Published Nov 10, 2012
penelope3000
2 Posts
In my IR (Radiology) dept. we are having a crisis over the fact that we really don't know what is the best way to deal with the old line when doing dialysis line exchanges. We all have great ideas but it is becoming very inconsistant and cumbersome.Currently- A circulating tech/nurse will remove the dressing, don sterile gloves and clean the catheter with a dressing tray while the scub nurse/tech prepares the tray. The first tech/nurse will then hold the catheter up while the second person cleans the skin. A sterile gauze is wrapped around the ends so the radiologist does not actually touch the catheter during the procedure. Does anyone out there have any comments/ideas for us? We recently had some lines come back infected and attributed to us so we want to do whatever will help.
Tish88
284 Posts
There are a few questions I would ask first before answering.
1. Is the catheter infected prior to the exchange? Is there a tunnel track infection present and/or positive blood cultures?
2. Are you exchanging over a wire?
3. How is the radiologist placing a catheter if he does not touch the original catheter?
If there is a tunnel infection present, you will need to change the tunnel and not go over a wire. It will be like a newly placed catheter. You don't want to place a new line into an area that already has an infection.
Secondly, if the patient has positive blood cultures, you should have the patient receive dialysis then pull the catheter. Give the patient at least 48 hours on antibiotics and be catheter free. If this is impossible, place a temporary femoral line during that time and then on the 3rd day place a tunneled catheter.
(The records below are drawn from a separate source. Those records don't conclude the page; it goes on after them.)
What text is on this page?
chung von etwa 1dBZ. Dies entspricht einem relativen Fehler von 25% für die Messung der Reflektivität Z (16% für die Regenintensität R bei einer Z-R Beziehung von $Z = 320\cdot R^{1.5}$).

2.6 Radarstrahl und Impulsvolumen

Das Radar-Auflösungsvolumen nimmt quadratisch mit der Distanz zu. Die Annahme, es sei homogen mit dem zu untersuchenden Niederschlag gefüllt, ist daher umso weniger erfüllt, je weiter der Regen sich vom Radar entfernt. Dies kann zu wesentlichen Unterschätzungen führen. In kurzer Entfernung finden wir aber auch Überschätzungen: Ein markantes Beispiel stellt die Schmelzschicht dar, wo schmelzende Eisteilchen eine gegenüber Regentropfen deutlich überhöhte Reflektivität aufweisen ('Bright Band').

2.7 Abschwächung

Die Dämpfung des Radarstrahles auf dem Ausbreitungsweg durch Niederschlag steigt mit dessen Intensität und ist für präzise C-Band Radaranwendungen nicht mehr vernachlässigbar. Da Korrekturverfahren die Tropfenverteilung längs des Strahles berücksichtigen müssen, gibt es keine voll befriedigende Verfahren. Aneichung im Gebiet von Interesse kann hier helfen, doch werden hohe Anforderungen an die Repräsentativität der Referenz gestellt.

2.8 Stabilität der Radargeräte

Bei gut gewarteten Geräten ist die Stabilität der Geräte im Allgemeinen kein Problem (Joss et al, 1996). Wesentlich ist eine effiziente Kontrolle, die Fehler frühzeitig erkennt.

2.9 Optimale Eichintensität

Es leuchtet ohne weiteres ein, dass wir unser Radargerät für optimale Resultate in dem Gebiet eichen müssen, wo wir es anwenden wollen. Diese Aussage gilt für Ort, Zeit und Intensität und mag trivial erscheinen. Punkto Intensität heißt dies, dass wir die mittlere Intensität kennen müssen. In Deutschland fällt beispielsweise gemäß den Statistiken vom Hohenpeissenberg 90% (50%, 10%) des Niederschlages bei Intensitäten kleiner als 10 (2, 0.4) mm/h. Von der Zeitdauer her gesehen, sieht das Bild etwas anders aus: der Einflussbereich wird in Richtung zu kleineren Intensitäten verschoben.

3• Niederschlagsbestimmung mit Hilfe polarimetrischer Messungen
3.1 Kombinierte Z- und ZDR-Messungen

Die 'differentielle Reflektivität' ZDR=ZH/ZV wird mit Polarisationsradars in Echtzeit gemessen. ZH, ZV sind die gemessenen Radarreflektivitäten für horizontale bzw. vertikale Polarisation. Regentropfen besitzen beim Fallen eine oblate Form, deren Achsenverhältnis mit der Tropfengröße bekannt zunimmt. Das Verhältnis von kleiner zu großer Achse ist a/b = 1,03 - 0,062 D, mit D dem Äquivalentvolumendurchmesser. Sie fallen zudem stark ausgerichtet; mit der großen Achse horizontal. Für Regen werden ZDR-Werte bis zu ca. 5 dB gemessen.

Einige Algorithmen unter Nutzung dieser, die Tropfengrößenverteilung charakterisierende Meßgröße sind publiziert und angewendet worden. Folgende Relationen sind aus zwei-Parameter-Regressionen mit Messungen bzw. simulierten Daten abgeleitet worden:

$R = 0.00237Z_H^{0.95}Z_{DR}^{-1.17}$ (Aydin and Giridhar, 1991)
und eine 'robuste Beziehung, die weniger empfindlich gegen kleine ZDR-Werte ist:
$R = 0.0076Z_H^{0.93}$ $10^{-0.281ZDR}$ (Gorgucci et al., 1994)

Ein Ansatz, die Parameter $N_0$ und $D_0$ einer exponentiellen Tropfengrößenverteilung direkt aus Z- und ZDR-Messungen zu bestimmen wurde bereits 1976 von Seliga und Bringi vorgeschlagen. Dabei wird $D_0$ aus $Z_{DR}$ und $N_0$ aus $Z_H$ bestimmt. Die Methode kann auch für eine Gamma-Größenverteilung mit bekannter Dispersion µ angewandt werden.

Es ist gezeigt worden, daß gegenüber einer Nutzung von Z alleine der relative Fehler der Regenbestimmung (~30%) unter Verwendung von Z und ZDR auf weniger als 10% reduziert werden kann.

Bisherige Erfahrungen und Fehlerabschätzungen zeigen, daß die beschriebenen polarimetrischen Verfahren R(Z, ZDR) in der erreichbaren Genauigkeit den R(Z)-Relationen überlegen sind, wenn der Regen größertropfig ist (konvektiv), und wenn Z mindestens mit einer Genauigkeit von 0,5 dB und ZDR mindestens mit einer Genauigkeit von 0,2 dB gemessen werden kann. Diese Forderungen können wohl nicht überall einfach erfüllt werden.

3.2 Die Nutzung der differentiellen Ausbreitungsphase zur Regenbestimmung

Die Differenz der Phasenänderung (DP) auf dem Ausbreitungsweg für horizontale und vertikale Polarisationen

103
This is what we do if there is no signs of infection and will be exchanging over a wire.
1. The catheter dressing is removed and the skin and catheter are cleaned with adhesive remover and all adhesive is removed.
2. The heparin is removed.
3. The patient is then taken to the procedure room.
4. The scrub tech puts on sterile gloves. The entire skin, neck, chest area and the catheter itself is chlora-prepped. The caps are then removed. The hubs are then chlora-prepped, since you will be putting a guidewire down one of your lumens. We use a minimum of 2 chlora-prep scrubs and more if needed.
5. Once this area is prepped, a sterile towel is laid on the patient's chest and the catheter lays on this. Then the patient is covered with a sterile drap and we are ready to do the exchange.
6. Both the doctor and scrub nurse don 2 sets of sterile gloves. Once the wire is in position and the old catheter is removed, the one set of gloves are removed (the dirty ones that touch the old catheter). Now you still have clean sterile gloves on. The wire is then cleaned with betadine. Now you can place the new catheter over the wire.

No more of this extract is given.